In Florida, DeSantis’ attacks on money managers and securities underwriters who oppose fossil fuels, voter suppression, and the criminalizing of reproductive rights as part of their investment strategies are poisoning the market for AAA rated Florida debt. Without the liquidity that comes from a robust group of underwriters, Florida now pays 43 basis points more in yield (or $4.3 million for every $1 billion of bonds sold) than California, which has a AA rating. That’s only 0.35% more than prior to 2022, but when billions in public borrowing is involved, that small difference can cost the state’s taxpayers tens if not hundreds of millions of dollars in higher borrowing costs. Way to go, Ron.
The War On Woke
Bloomberg contributor Stephen Carter explains the origin of the word “woke.” Originally, he says, it was a watchword for Black Americans derived from a Mississippi Delta blues song warning euphemistically of labor exploitation in the early 20th century mills. These southern states, where racist laws prevailed 50 years ago, now prohibit the biggest Wall Street banks from arranging and selling their new bond offerings because they are “woke.” The result is public financing projects often get assigned to smaller firms that may not have the resources or reach to ensure borrowers are getting the lowest possible borrowing costs.
We often hear reactionaries bleating about the horrors of socialism. Winkler writes that if socialism means state control of production, distribution, and exchange of goods and services, then Florida and Texas are socialist states. Not California, whose embrace of ESG and free markets has allowed it to borrow more cheaply than Florida and Texas even though it has lower credit ratings. Superior demand makes California debt the outstanding performer among the three largest US states.
JPMorgan Chase has 25,500 employees in Texas, but has been barred from doing business with the state because of its support for gun safety regulations and alternative energy. It contributed more than $17.5 million to nonprofit workforce readiness programs, community development, and neighborhood revitalization in 2019 and continues to expand its main Austin, Dallas, Houston, and San Antonio workforce at 130 Texas locations throughout the state.
Citigroup and Goldman Sachs have also been banned.

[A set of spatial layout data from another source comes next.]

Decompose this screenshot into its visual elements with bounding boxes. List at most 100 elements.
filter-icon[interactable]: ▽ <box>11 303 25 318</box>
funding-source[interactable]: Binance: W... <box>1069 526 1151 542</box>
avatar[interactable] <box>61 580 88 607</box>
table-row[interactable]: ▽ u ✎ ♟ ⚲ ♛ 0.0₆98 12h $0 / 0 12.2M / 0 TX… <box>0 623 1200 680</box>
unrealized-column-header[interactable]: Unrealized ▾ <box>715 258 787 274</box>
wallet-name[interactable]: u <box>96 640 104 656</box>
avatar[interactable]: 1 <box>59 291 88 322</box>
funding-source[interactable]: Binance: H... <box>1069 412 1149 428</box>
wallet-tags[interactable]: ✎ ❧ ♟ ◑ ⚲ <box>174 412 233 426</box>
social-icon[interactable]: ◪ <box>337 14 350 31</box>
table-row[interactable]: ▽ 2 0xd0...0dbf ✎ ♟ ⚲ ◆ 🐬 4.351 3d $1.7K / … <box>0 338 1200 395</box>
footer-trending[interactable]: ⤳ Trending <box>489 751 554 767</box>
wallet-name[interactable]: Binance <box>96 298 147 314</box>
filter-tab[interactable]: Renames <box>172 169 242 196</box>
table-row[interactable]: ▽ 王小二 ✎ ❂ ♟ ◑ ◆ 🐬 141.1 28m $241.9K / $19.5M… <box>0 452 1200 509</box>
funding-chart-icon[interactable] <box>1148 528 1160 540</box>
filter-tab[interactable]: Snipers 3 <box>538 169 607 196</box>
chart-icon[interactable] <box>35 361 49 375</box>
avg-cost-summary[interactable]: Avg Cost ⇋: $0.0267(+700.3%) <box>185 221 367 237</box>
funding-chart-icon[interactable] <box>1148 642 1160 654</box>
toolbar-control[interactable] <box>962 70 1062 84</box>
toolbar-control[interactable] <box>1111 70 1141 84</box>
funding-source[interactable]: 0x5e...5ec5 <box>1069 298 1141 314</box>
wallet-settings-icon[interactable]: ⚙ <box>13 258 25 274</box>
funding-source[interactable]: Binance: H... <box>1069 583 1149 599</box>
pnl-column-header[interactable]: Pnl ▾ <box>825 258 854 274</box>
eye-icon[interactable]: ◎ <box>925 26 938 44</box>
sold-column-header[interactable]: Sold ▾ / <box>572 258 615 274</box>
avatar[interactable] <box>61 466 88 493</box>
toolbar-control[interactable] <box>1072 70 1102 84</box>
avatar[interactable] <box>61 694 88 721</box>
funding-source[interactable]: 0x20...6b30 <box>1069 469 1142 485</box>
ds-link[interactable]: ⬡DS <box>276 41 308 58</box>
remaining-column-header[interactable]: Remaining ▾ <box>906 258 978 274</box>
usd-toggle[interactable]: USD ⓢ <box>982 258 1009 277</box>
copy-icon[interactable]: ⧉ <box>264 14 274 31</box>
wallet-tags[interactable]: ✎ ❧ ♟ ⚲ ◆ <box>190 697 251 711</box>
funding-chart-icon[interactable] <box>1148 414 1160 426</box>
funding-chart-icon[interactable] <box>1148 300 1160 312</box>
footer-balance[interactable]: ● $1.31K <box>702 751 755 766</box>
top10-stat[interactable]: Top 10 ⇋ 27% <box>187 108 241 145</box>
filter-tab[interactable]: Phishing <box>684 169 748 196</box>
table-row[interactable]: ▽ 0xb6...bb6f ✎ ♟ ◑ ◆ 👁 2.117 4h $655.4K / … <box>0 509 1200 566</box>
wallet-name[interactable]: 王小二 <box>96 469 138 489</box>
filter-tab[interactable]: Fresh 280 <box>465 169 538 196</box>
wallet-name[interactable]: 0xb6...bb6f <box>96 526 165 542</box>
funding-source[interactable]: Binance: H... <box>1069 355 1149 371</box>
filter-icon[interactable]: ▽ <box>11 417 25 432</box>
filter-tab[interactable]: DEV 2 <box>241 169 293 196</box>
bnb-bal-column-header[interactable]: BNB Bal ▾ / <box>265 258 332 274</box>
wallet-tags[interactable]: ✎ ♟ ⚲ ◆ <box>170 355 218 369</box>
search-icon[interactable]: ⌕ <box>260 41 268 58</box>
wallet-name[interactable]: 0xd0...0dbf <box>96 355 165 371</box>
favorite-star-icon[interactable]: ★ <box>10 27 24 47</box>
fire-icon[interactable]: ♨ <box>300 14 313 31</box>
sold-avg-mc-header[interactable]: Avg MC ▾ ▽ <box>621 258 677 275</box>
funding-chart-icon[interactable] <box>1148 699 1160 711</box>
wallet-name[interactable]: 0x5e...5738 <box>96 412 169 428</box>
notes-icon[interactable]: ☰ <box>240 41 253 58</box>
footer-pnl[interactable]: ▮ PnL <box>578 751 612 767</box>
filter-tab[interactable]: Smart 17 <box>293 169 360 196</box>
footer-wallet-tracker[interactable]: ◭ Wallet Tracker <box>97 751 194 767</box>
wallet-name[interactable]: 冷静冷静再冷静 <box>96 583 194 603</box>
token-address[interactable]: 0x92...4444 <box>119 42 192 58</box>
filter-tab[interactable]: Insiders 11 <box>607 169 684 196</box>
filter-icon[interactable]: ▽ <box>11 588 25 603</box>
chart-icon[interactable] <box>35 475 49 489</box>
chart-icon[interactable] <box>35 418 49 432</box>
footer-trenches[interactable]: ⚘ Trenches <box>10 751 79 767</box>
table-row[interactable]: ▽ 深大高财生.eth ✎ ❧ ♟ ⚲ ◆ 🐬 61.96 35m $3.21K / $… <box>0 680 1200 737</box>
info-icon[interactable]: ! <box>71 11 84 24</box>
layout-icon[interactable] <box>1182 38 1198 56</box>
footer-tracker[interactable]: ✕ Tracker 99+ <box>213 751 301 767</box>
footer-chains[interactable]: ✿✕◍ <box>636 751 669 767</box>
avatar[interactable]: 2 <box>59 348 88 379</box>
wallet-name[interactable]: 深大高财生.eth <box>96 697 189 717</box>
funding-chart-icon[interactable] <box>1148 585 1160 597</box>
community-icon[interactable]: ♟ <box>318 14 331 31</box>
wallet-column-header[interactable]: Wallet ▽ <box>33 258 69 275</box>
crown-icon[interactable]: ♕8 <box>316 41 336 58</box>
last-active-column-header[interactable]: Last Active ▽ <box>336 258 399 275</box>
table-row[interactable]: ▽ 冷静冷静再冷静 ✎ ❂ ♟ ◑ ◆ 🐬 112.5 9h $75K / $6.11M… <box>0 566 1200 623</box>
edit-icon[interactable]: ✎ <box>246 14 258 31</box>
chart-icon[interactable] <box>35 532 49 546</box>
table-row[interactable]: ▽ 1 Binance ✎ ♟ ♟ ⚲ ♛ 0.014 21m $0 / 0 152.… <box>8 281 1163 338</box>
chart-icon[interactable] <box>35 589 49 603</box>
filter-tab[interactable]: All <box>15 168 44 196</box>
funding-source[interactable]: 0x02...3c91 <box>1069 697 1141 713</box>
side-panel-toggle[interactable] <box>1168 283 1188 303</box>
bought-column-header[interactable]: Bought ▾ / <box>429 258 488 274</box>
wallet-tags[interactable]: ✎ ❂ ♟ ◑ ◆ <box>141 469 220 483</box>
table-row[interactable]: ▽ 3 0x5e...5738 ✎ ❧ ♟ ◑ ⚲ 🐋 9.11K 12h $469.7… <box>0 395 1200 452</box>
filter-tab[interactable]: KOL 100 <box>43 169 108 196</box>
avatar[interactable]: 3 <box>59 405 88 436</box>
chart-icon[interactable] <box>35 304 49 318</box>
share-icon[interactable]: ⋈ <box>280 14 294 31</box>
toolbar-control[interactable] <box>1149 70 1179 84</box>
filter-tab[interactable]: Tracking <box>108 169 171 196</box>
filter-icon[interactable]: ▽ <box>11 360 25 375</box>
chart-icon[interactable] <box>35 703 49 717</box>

Together with JPMorgan, they managed $540 billion worth of municipal offerings during the past five years. That represents 25% of the market for new issues according to data compiled by Bloomberg. On average, they charged a fee of 0.38% on those bond offerings, which is 0.11 percentage points lower than the average for the other 145 underwriters who provide similar services.
How deliciously ironic that states that scream the loudest about socialism are in fact using state control over the companies who do business within their borders to advance their political agendas, all of which pander to the basest instincts of humanity. This is an unforced error that is costing their citizens untold millions of dollars in a quest for absolute, unfettered political power.
Conventional wisdom says money is the thing that motivates people the most. Others say it is sex. But the truth is the unquenchable thirst for power overrides both greed and lust by a wide margin. It makes people violate their own best interests to gain a smidgen more power. More than anything else, the thirst for power — which basically comes down to the ability to dictate what others are allowed to think, say, and do — will be the one thing that makes it impossible for humans to address the challenge of a warming planet in any meaningful way.
We’ve reached out to Governor DeSantis and Governor Abbott regarding these matters. We will update this article if they respond.